It wasn't easy being a Protestant in England in Queen Elizabeth I's day. She used on Protestants whom she considered treasonous a torture tool called the "scavenger's daughter." (An Englishman by the name of Skevington invented the tool, which also went by the name of "Skeffington's gyves.") The device was deviously simple in its construction, and its goal was in essence the reverse of the rack. Whereas the rack pulled its victims, the scavenger's daughter brought about its pain through compressing the body. It was made up of an iron hoop that contained a hinge in the middle.
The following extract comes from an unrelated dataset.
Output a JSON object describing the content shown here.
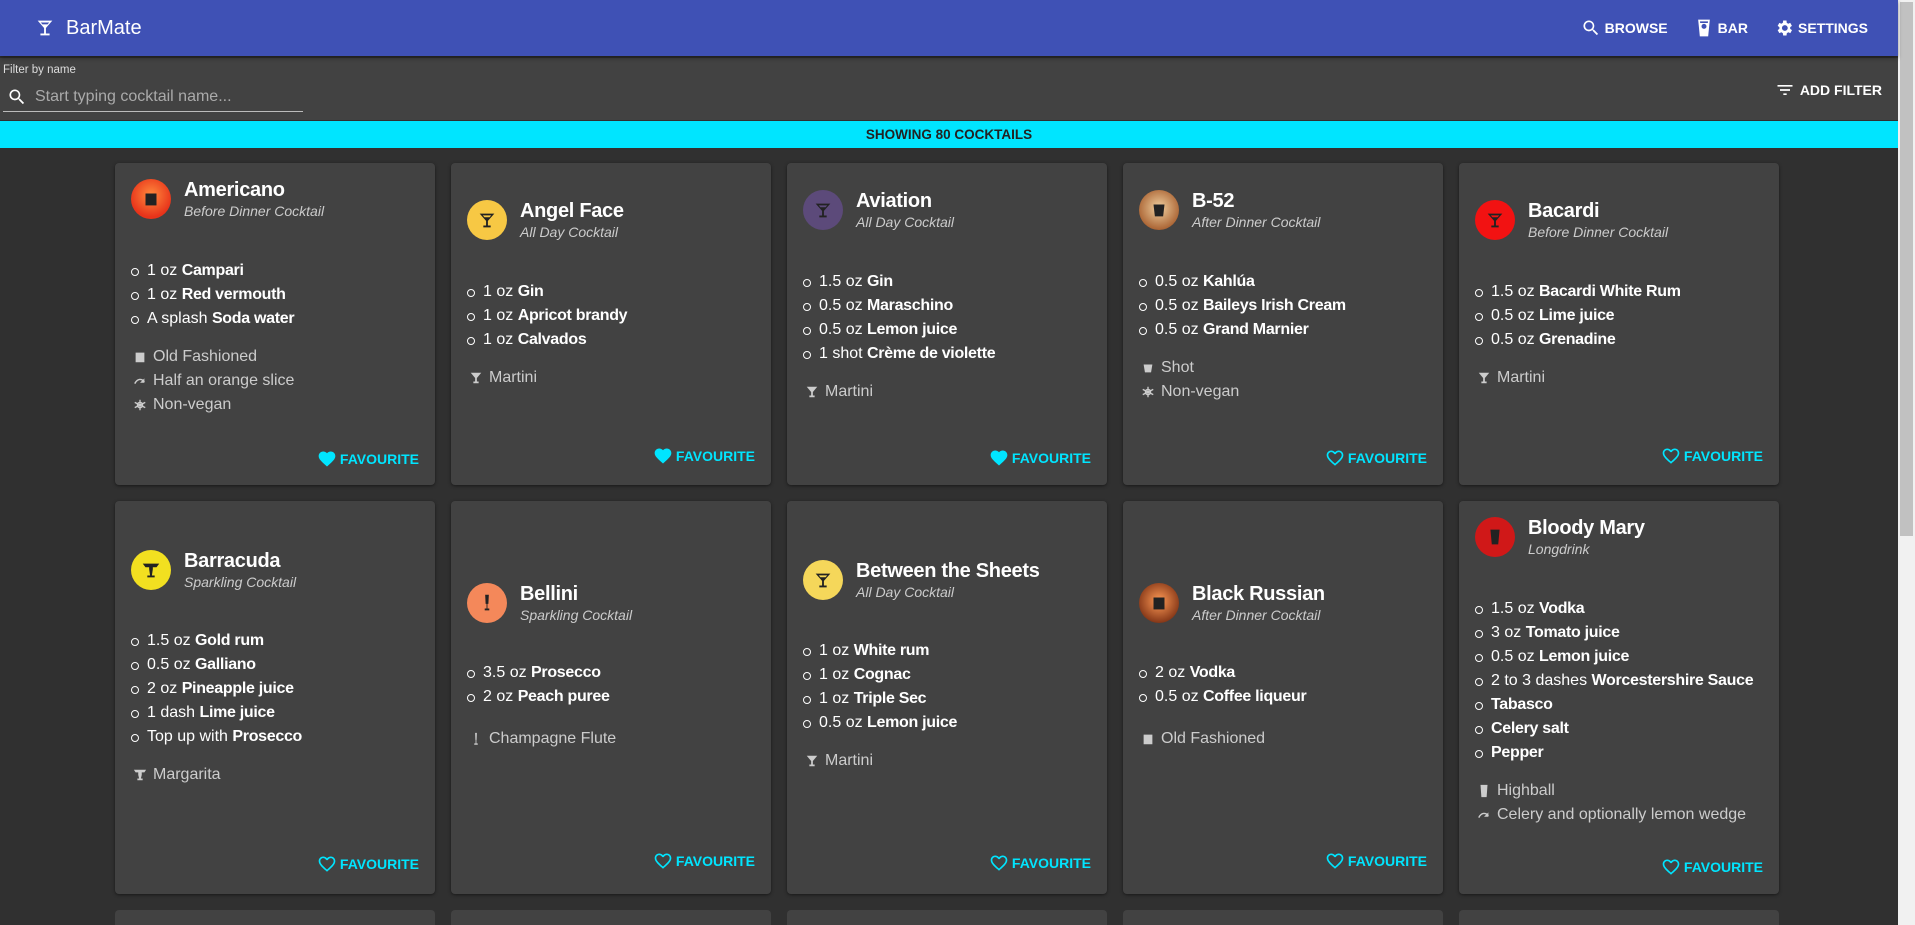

The sensation a victim felt once placed in this mechanism, in a roughly fetal position, was akin to being placed inside a set of steel jaws that progressively closed.
Punishment for Protestants was not confined to the scavenger's daughter, however -- English Protestants had already faced persecution before its use. After all, just prior to Elizabeth I's reign, Queen Mary I had ruled England for five bloody years (the term "Bloody Mary" is a reference to this period). She wanted to bring England back to the Catholic Church, following Henry VIII's break from it, and she reinstated old laws prohibiting heresy against the Church. Mary I wasted no time seeing that those laws were put to use: During her reign, more than 300 people were burned at the stake on charges of heresy [source: Kings College].
The torture method of burning someone at the stake was even more painfully simple than was the scavenger's daughter. It consisted of gathering wood, placing a stake in the middle of the pile, binding the victim to it and then setting the pile on fire. Usually, people burned at the stake had already been tortured via some other method. The stake was the end of the line. Use of the stake, unlike other medieval torture practices that had been abandoned at some point, continued to be used throughout the 17th century.